Americas News
Brazil Says IMO Should Avoid Fuel-Specific Incentives
Brazil has called on the IMO to focus on emissions reductions rather than specific marine fuels when designing incentives for cleaner shipping.
The issue is no longer whether to price emissions, but “how to introduce additional rewards for ZNZs [zero or near-zero technologies and fuels] without undermining the cost-effectiveness of the overall policy package,” it said in a proposal to the IMO’s Marine Environment Protection Committee on March 4.
It sets out three approaches currently under discussion: incentives linked to fuel price gaps, rewards based on emissions reductions, and multiplier systems that increase the compliance value of cleaner fuels.
Brazil warns that price-linked mechanisms could create problems, noting that “bunker prices are highly volatile due to geopolitical shocks” and can be “a weak guide for long-term investment.”

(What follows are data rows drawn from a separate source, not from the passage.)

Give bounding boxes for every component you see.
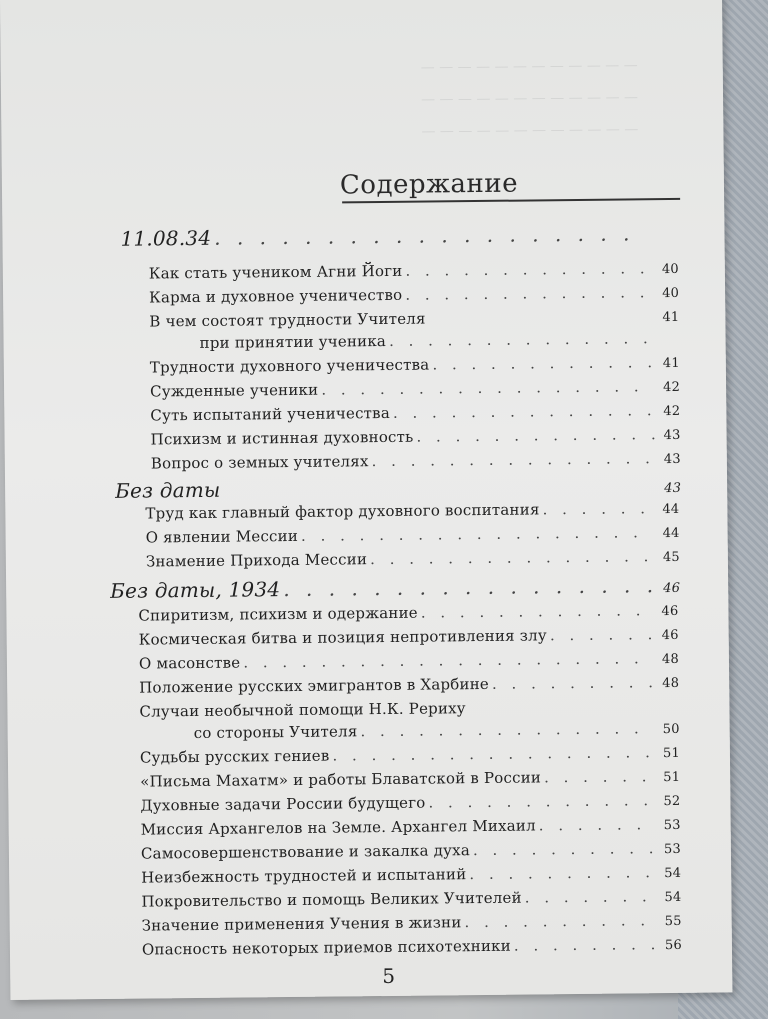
toc-entry <box>145 499 679 525</box>
toc-entry-title: Миссия Архангелов на Земле. Архангел Михаил <box>140 816 536 839</box>
toc-entry-title: Положение русских эмигрантов в Харбине <box>139 674 490 697</box>
toc-page-number: 48 <box>662 675 680 692</box>
toc-entry <box>139 673 679 699</box>
dot-leader <box>525 887 656 906</box>
dot-leader <box>360 719 653 740</box>
dot-leader <box>544 767 654 786</box>
toc-entry-title: Карма и духовное ученичество <box>149 285 403 307</box>
toc-page-number: 42 <box>663 379 681 396</box>
toc-page-number: 46 <box>663 580 681 597</box>
toc-entry <box>141 815 681 841</box>
toc-entry-title: Трудности духовного ученичества <box>149 355 430 377</box>
dot-leader <box>283 573 654 601</box>
toc-entry-title: Значение применения Учения в жизни <box>141 913 462 935</box>
toc-entry <box>141 863 681 889</box>
toc-entry <box>149 283 679 309</box>
toc-entry-title: О явлении Мессии <box>145 526 299 547</box>
toc-entry <box>146 547 680 573</box>
toc-page-number: 45 <box>662 549 680 566</box>
toc-entry-title: Как стать учеником Агни Йоги <box>148 261 403 283</box>
toc-page-number: 43 <box>663 451 681 468</box>
toc-entry-title: О масонстве <box>138 653 241 673</box>
dot-leader <box>321 377 654 398</box>
bleed-through-text: — — — — — — — — — — — — <box>421 121 639 140</box>
page-title: Содержание <box>339 168 519 201</box>
toc-entry <box>141 887 681 913</box>
dot-leader <box>301 523 654 545</box>
toc-entry-title: Космическая битва и позиция непротивления злу <box>138 626 547 649</box>
toc-entry <box>151 425 681 451</box>
toc-entry <box>151 449 681 475</box>
toc-page-number: 53 <box>663 817 681 834</box>
toc-page-number: 55 <box>664 913 682 930</box>
dot-leader <box>550 625 653 644</box>
dot-leader <box>214 221 641 249</box>
toc-entry-title: со стороны Учителя <box>193 722 358 743</box>
toc-entry <box>140 743 680 769</box>
toc-page-number: 41 <box>662 309 680 326</box>
toc-page-number: 53 <box>663 841 682 858</box>
toc-entry <box>139 697 679 723</box>
toc-entry-title: Опасность некоторых приемов психотехники <box>141 936 511 959</box>
dot-leader <box>370 547 654 568</box>
dot-leader <box>542 499 653 518</box>
dot-leader <box>243 649 653 671</box>
toc-page-number: 40 <box>661 261 679 278</box>
toc-section-heading <box>120 221 640 251</box>
dot-leader <box>539 815 655 834</box>
toc-entry <box>140 767 680 793</box>
toc-entry-title: Судьбы русских гениев <box>139 746 330 767</box>
toc-entry-title: Спиритизм, психизм и одержание <box>138 603 418 625</box>
dot-leader <box>371 449 654 470</box>
toc-page-number: 51 <box>663 769 681 786</box>
toc-entry-title: Сужденные ученики <box>150 380 319 401</box>
toc-page-number: 52 <box>663 793 681 810</box>
dot-leader <box>428 791 654 811</box>
toc-entry-title: Знамение Прихода Мессии <box>145 550 368 571</box>
toc-page-number: 44 <box>662 525 680 542</box>
toc-entry-title: Неизбежность трудностей и испытаний <box>141 865 467 887</box>
toc-section-title: 11.08.34 <box>120 225 212 251</box>
toc-entry-title: В чем состоят трудности Учителя <box>149 309 426 331</box>
dot-leader <box>492 673 653 693</box>
toc-entry <box>139 649 679 675</box>
toc-entry-title: при принятии ученика <box>199 331 387 352</box>
toc-page-number: 41 <box>662 355 680 372</box>
toc-entry <box>142 935 682 961</box>
dot-leader <box>416 425 654 445</box>
dot-leader <box>405 259 653 280</box>
toc-page-number: 48 <box>661 651 680 668</box>
toc-section-heading <box>110 573 681 603</box>
toc-page-number: 44 <box>662 501 680 518</box>
toc-entry-continuation <box>194 719 680 744</box>
dot-leader <box>405 283 653 304</box>
toc-page-number: 50 <box>662 721 680 738</box>
bleed-through-text: — — — — — — — — — — — — <box>420 57 638 76</box>
toc-entry-title: Покровительство и помощь Великих Учителей <box>141 888 522 911</box>
toc-page-number: 54 <box>664 865 682 882</box>
toc-entry-title: Психизм и истинная духовность <box>150 427 414 449</box>
toc-entry-title: Духовные задачи России будущего <box>140 793 426 815</box>
toc-entry <box>150 401 680 427</box>
dot-leader <box>473 839 655 859</box>
toc-entry <box>146 523 680 549</box>
toc-page-number: 56 <box>664 937 683 954</box>
toc-entry <box>138 601 678 627</box>
dot-leader <box>393 401 655 422</box>
toc-section-title: Без даты <box>115 477 221 503</box>
dot-leader <box>389 329 650 350</box>
toc-entry <box>150 377 680 403</box>
dot-leader <box>464 911 655 931</box>
toc-page-number: 43 <box>663 427 681 444</box>
toc-entry <box>149 259 679 285</box>
toc-page-number: 46 <box>661 603 679 620</box>
dot-leader <box>421 601 653 621</box>
toc-entry <box>139 625 679 651</box>
toc-entry-title: Самосовершенствование и закалка духа <box>140 841 471 863</box>
toc-entry-title: «Письма Махатм» и работы Блаватской в России <box>140 768 542 791</box>
toc-section-title: Без даты, 1934 <box>110 577 281 603</box>
dot-leader <box>469 863 655 883</box>
toc-page-number: 54 <box>664 889 682 906</box>
toc-entry <box>142 911 682 937</box>
toc-entry <box>150 353 680 379</box>
toc-page-number: 46 <box>661 627 679 644</box>
toc-entry <box>140 791 680 817</box>
page-number: 5 <box>382 963 396 989</box>
toc-page-number: 43 <box>664 480 682 497</box>
toc-entry-title: Вопрос о земных учителях <box>150 452 369 473</box>
toc-section-heading <box>115 473 682 503</box>
dot-leader <box>432 353 654 373</box>
toc-page-number: 40 <box>662 285 680 302</box>
dot-leader <box>514 935 656 954</box>
toc-entry-continuation <box>200 329 650 354</box>
bleed-through-text: — — — — — — — — — — — — <box>420 89 639 108</box>
toc-entry <box>149 307 679 333</box>
toc-page-number: 42 <box>663 403 681 420</box>
dot-leader <box>332 743 654 764</box>
toc-page-number: 51 <box>662 745 681 762</box>
toc-entry-title: Случаи необычной помощи Н.К. Рериху <box>139 699 466 721</box>
toc-entry <box>141 839 681 865</box>
toc-entry-title: Суть испытаний ученичества <box>150 403 391 425</box>
toc-entry-title: Труд как главный фактор духовного воспитания <box>145 500 540 523</box>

Such systems could also lead to uneven carbon pricing and favour fuels that are already closer to commercial use.
It raises similar concerns about multiplier systems, which reward fuel use rather than emissions cuts and could distort competition between fuel options.
Instead, Brazil backs an approach where “abatement-based rewards tie subsidies directly to verified emissions avoided” and provide “a uniform marginal incentive per unit of emissions reduction.”
The proposal adds that “fuel-specific adoption is not the objective… Rather, the objective is to achieve a given emissions-reduction pathway at minimum social cost," it said in the submission to the IMO.
The submission comes ahead of the 84th session of the Marine Environment Protection Committee (MEPC 84), scheduled to take place from April 27 to May 1.